Mama memanggilku sambil senyum riang. Tumben mama sampai segitunya. Rupanya ada udang di balik batu.
"Assalamu'alaikum, Ja"
"Wa'alaikumussalam... "
Aku berlari keluar kamar, sepertinya ada suara yang tidak asing lagi.
"Mas Jihad"
Ia tersenyum padaku.
"Aku datang untukmu ustadzah... "
Hah...!!! Ustadzah...!!!!
Aku dan Ce terbelalak mendengar panggilan itu, dan...
"Ha ha ha mas ini, tumben panggil aku ustadzah"
"Itu sebagai do'aku"
"Do'a apaan"
"Aku tetap berharap, kalau adik jadi ustadzahku dan jadi ustadzah anak-anak kita"
"Aamiin... Aku senang dengarnya. Tapi aku tinggal ya, gak enak jadi orang ketiga ha ha ha"
Aku masih terdiam melihat Ce yang tertawa sambil meninggalkan kami pergi.
"Gimana dik? Mau kan? "
"Mau apa.. "
Aku masih mengalihkan pembicaraan. Malu ah...
"Gak dengar do'anya Mas ya... "
Ia mulai meledekku. Aku tersenyum dan menganggukkan kepalaku.
"Alhamdulillah... Terus jawaban untukku apa.. "
Aku jadi salah tingkah di depan mas Jihad. Mungkin ini sudah waktunya menjemput kebahagiaanku.
"Ya.. Aku mau mas.. "
Aku menjawab dengan tersipu malu.
Tak bisa kulukiskan kebahagiaan yang terpancar di raut wajahnya mas Jihad. Ia tersenyum bahagia. Akupun bahagia.
***
Tiga bulan berlalu.
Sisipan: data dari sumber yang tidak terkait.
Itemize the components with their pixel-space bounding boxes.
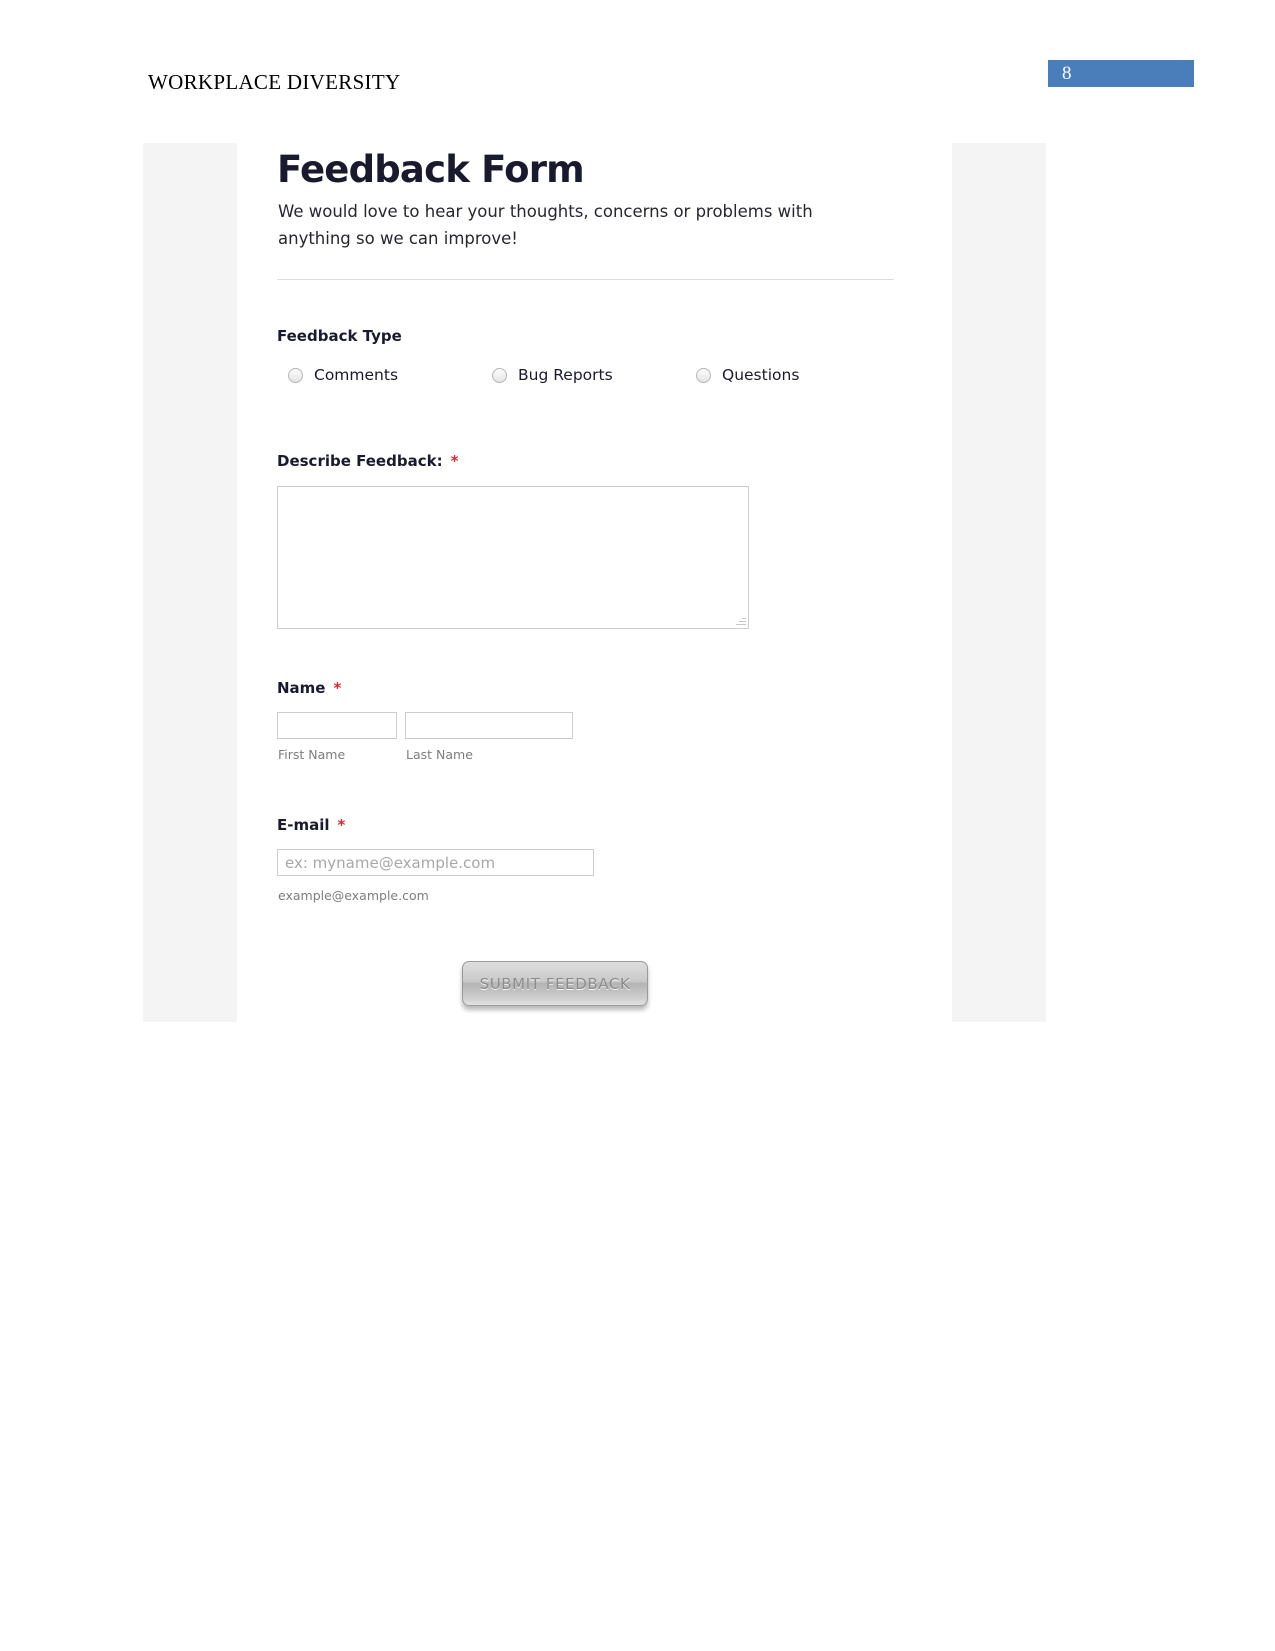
form-title: Feedback Form	[277, 148, 585, 191]
document-header: WORKPLACE DIVERSITY 8	[0, 0, 1275, 120]
name-label: Name *	[277, 679, 341, 697]
feedback-type-radio-group: Comments Bug Reports Questions	[277, 362, 894, 388]
describe-feedback-label: Describe Feedback: *	[277, 452, 458, 470]
running-head: WORKPLACE DIVERSITY	[148, 70, 401, 94]
required-asterisk: *	[333, 679, 342, 697]
feedback-type-label: Feedback Type	[277, 327, 402, 345]
form-right-gutter	[952, 143, 1046, 1022]
page-number: 8	[1062, 63, 1072, 84]
first-name-sublabel: First Name	[278, 747, 346, 762]
form-left-gutter	[143, 143, 237, 1022]
required-asterisk: *	[337, 816, 346, 834]
name-label-text: Name	[277, 679, 326, 697]
submit-feedback-button-label: SUBMIT FEEDBACK	[479, 974, 631, 993]
header-divider	[277, 279, 894, 280]
resize-handle-icon[interactable]	[734, 614, 746, 626]
submit-feedback-button[interactable]: SUBMIT FEEDBACK	[462, 961, 648, 1006]
first-name-input[interactable]	[277, 712, 397, 739]
required-asterisk: *	[450, 452, 459, 470]
last-name-input[interactable]	[405, 712, 573, 739]
last-name-sublabel: Last Name	[406, 747, 473, 762]
describe-feedback-label-text: Describe Feedback:	[277, 452, 443, 470]
email-input[interactable]: ex: myname@example.com	[277, 849, 594, 876]
radio-option-bug-reports[interactable]: Bug Reports	[492, 362, 613, 388]
radio-icon[interactable]	[696, 367, 711, 383]
radio-option-label: Questions	[722, 366, 800, 384]
radio-icon[interactable]	[492, 367, 507, 383]
email-label-text: E-mail	[277, 816, 330, 834]
radio-icon[interactable]	[288, 367, 303, 383]
feedback-form-screenshot: Feedback Form We would love to hear your…	[143, 143, 1046, 1022]
name-field-row	[277, 712, 707, 739]
radio-option-comments[interactable]: Comments	[288, 362, 398, 388]
radio-option-questions[interactable]: Questions	[696, 362, 799, 388]
email-hint: example@example.com	[278, 888, 429, 903]
page-number-badge: 8	[1048, 60, 1194, 87]
feedback-form: Feedback Form We would love to hear your…	[277, 143, 897, 1022]
radio-option-label: Bug Reports	[518, 366, 613, 384]
form-subtitle: We would love to hear your thoughts, con…	[278, 202, 813, 248]
email-placeholder: ex: myname@example.com	[285, 853, 496, 872]
describe-feedback-textarea[interactable]	[277, 486, 749, 629]
radio-option-label: Comments	[314, 366, 399, 384]
email-label: E-mail *	[277, 816, 345, 834]
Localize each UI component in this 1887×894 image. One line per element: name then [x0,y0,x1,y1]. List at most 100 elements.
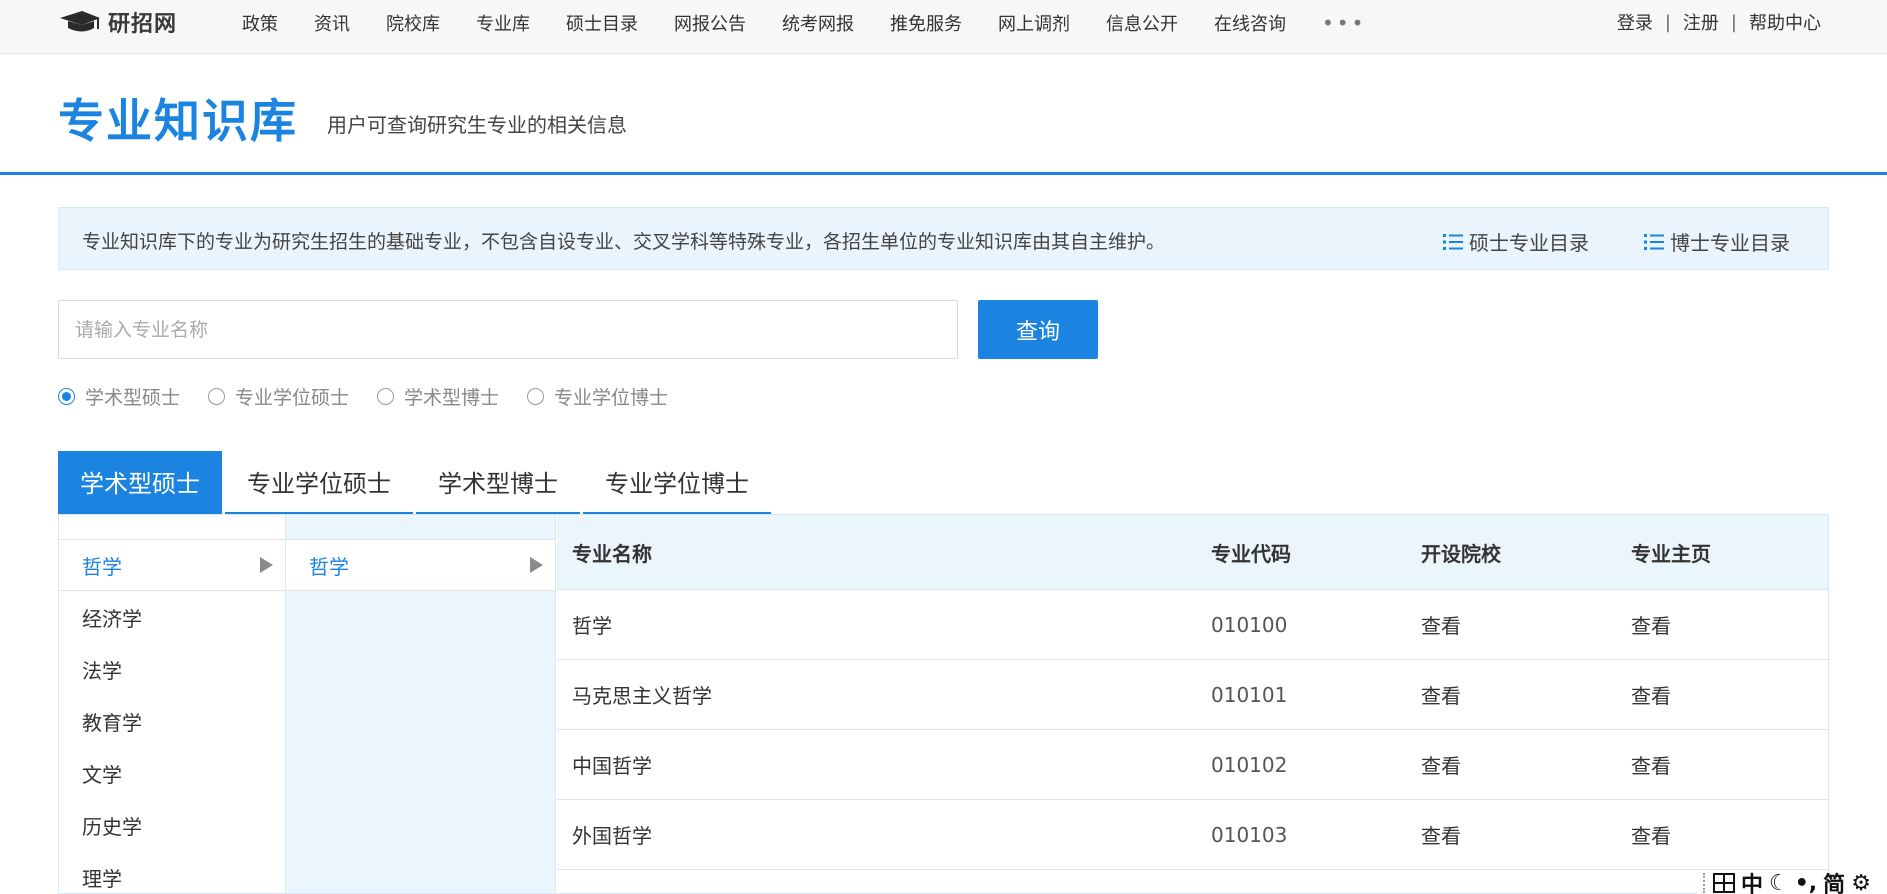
page-title: 专业知识库 [58,94,298,148]
major-code: 010102 [1211,752,1288,777]
page-subtitle: 用户可查询研究生专业的相关信息 [327,113,627,137]
subcategory-label: 哲学 [309,554,349,579]
list-icon [1644,233,1664,250]
radio-academic-master[interactable]: 学术型硕士 [58,383,180,410]
view-schools-link[interactable]: 查看 [1421,730,1461,799]
major-name: 中国哲学 [572,754,652,778]
help-center-link[interactable]: 帮助中心 [1749,9,1821,35]
nav-item-announcements[interactable]: 网报公告 [674,10,746,36]
nav-item-consultation[interactable]: 在线咨询 [1214,10,1286,36]
nav-item-disclosure[interactable]: 信息公开 [1106,10,1178,36]
major-search-input[interactable] [58,300,958,359]
view-homepage-link[interactable]: 查看 [1631,730,1671,799]
view-homepage-link[interactable]: 查看 [1631,590,1671,659]
radio-professional-doctor[interactable]: 专业学位博士 [527,383,668,410]
radio-unchecked-icon[interactable] [208,388,226,405]
moon-icon[interactable]: ☾ [1769,872,1789,894]
tab-professional-doctor[interactable]: 专业学位博士 [583,451,771,514]
nav-item-majors[interactable]: 专业库 [476,10,530,36]
punctuation-icon[interactable]: •, [1795,872,1817,894]
major-code: 010101 [1211,682,1288,707]
category-item[interactable]: 教育学 [59,695,285,747]
major-name: 马克思主义哲学 [572,684,712,708]
table-row: 哲学 010100 查看 查看 [557,590,1828,660]
notice-bar: 专业知识库下的专业为研究生招生的基础专业，不包含自设专业、交叉学科等特殊专业，各… [58,207,1829,270]
user-links: 登录 | 注册 | 帮助中心 [1617,0,1821,44]
tab-academic-doctor[interactable]: 学术型博士 [416,451,580,514]
master-catalog-label: 硕士专业目录 [1469,231,1589,255]
nav-item-master-catalog[interactable]: 硕士目录 [566,10,638,36]
notice-text: 专业知识库下的专业为研究生招生的基础专业，不包含自设专业、交叉学科等特殊专业，各… [82,231,1166,253]
ime-language[interactable]: 中 [1741,872,1763,894]
view-schools-link[interactable]: 查看 [1421,800,1461,869]
list-icon [1443,233,1463,250]
radio-academic-doctor[interactable]: 学术型博士 [377,383,499,410]
nav-item-policy[interactable]: 政策 [242,10,278,36]
view-homepage-link[interactable]: 查看 [1631,660,1671,729]
major-code: 010100 [1211,612,1288,637]
nav-item-schools[interactable]: 院校库 [386,10,440,36]
radio-unchecked-icon[interactable] [377,388,395,405]
table-header: 专业名称 专业代码 开设院校 专业主页 [557,515,1828,590]
search-button[interactable]: 查询 [978,300,1098,359]
doctor-catalog-link[interactable]: 博士专业目录 [1644,227,1790,256]
page-header: 专业知识库 用户可查询研究生专业的相关信息 [0,55,1887,175]
nav-item-recommendation[interactable]: 推免服务 [890,10,962,36]
radio-label: 专业学位博士 [554,387,669,409]
keyboard-grid-icon[interactable] [1713,873,1735,893]
major-name: 哲学 [572,614,612,638]
tab-academic-master[interactable]: 学术型硕士 [58,451,222,514]
header-major-code: 专业代码 [1211,541,1291,566]
degree-type-radio-group: 学术型硕士 专业学位硕士 学术型博士 专业学位博士 [58,383,696,410]
separator: | [1664,11,1671,33]
category-item[interactable]: 历史学 [59,799,285,851]
ime-toolbar: 中 ☾ •, 简 ⚙ [1697,872,1887,894]
view-schools-link[interactable]: 查看 [1421,660,1461,729]
category-item[interactable]: 法学 [59,643,285,695]
degree-tabs: 学术型硕士 专业学位硕士 学术型博士 专业学位博士 [58,451,774,514]
nav-item-news[interactable]: 资讯 [314,10,350,36]
tab-professional-master[interactable]: 专业学位硕士 [225,451,413,514]
header-schools: 开设院校 [1421,541,1501,566]
view-homepage-link[interactable]: 查看 [1631,800,1671,869]
logo-text: 研招网 [108,12,178,37]
major-name: 外国哲学 [572,824,652,848]
radio-professional-master[interactable]: 专业学位硕士 [208,383,349,410]
subcategory-item-selected[interactable]: 哲学 [286,539,555,591]
register-link[interactable]: 注册 [1683,9,1719,35]
category-item[interactable]: 理学 [59,851,285,893]
caret-right-icon [260,557,273,573]
master-catalog-link[interactable]: 硕士专业目录 [1443,227,1589,256]
radio-label: 专业学位硕士 [235,387,350,409]
caret-right-icon [530,557,543,573]
doctor-catalog-label: 博士专业目录 [1670,231,1790,255]
discipline-subcategory-list: 哲学 [286,515,556,893]
category-item[interactable]: 文学 [59,747,285,799]
separator: | [1730,11,1737,33]
category-item[interactable]: 经济学 [59,591,285,643]
table-row: 中国哲学 010102 查看 查看 [557,730,1828,800]
category-item-selected[interactable]: 哲学 [59,539,285,591]
header-homepage: 专业主页 [1631,541,1711,566]
major-code: 010103 [1211,822,1288,847]
category-label: 哲学 [82,554,122,579]
radio-unchecked-icon[interactable] [527,388,545,405]
site-logo[interactable]: 研招网 [58,7,177,37]
table-row: 马克思主义哲学 010101 查看 查看 [557,660,1828,730]
drag-handle-icon[interactable] [1703,873,1707,893]
table-row: 外国哲学 010103 查看 查看 [557,800,1828,870]
major-browser: 哲学 经济学 法学 教育学 文学 历史学 理学 哲学 专业名称 专业代码 开设院… [58,514,1829,894]
radio-label: 学术型博士 [404,387,500,409]
login-link[interactable]: 登录 [1617,9,1653,35]
view-schools-link[interactable]: 查看 [1421,590,1461,659]
header-major-name: 专业名称 [572,541,652,566]
nav-item-exam-registration[interactable]: 统考网报 [782,10,854,36]
ime-mode[interactable]: 简 [1823,872,1845,894]
settings-icon[interactable]: ⚙ [1851,872,1871,894]
graduation-cap-icon [60,11,100,32]
more-icon[interactable]: ••• [1322,11,1366,35]
radio-checked-icon[interactable] [58,388,75,405]
nav-item-adjustment[interactable]: 网上调剂 [998,10,1070,36]
radio-label: 学术型硕士 [85,387,181,409]
discipline-category-list: 哲学 经济学 法学 教育学 文学 历史学 理学 [59,515,286,893]
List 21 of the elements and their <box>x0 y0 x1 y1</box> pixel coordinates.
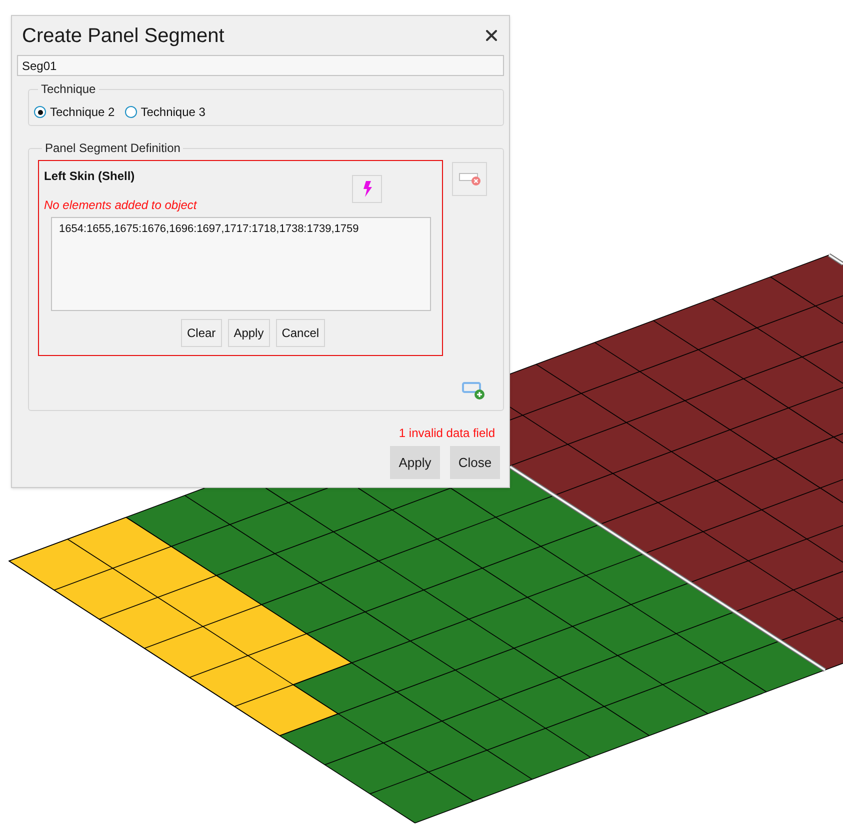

Aku menjalani hubungan dengan Mas Jihad. Sampai pada akhir yang sudah ditentukan olehNya. Kami dipersatukan dalam ikatan suci. Kami bahagia. Tidak kalah bahagianya lagi mama dan Ce. Tak bisa kulukiskan raut wajah bahagia mereka. Saat kami selesai ijab qabul, aku bersalaman dengan Mas Jihad. Saat itulah pertama kalinya kami berpegangan tangan, ia mencium keningku. Duh... Malunya aku. Aku tersenyum melihat Mas Jihad, ia pun membalas senyumanku.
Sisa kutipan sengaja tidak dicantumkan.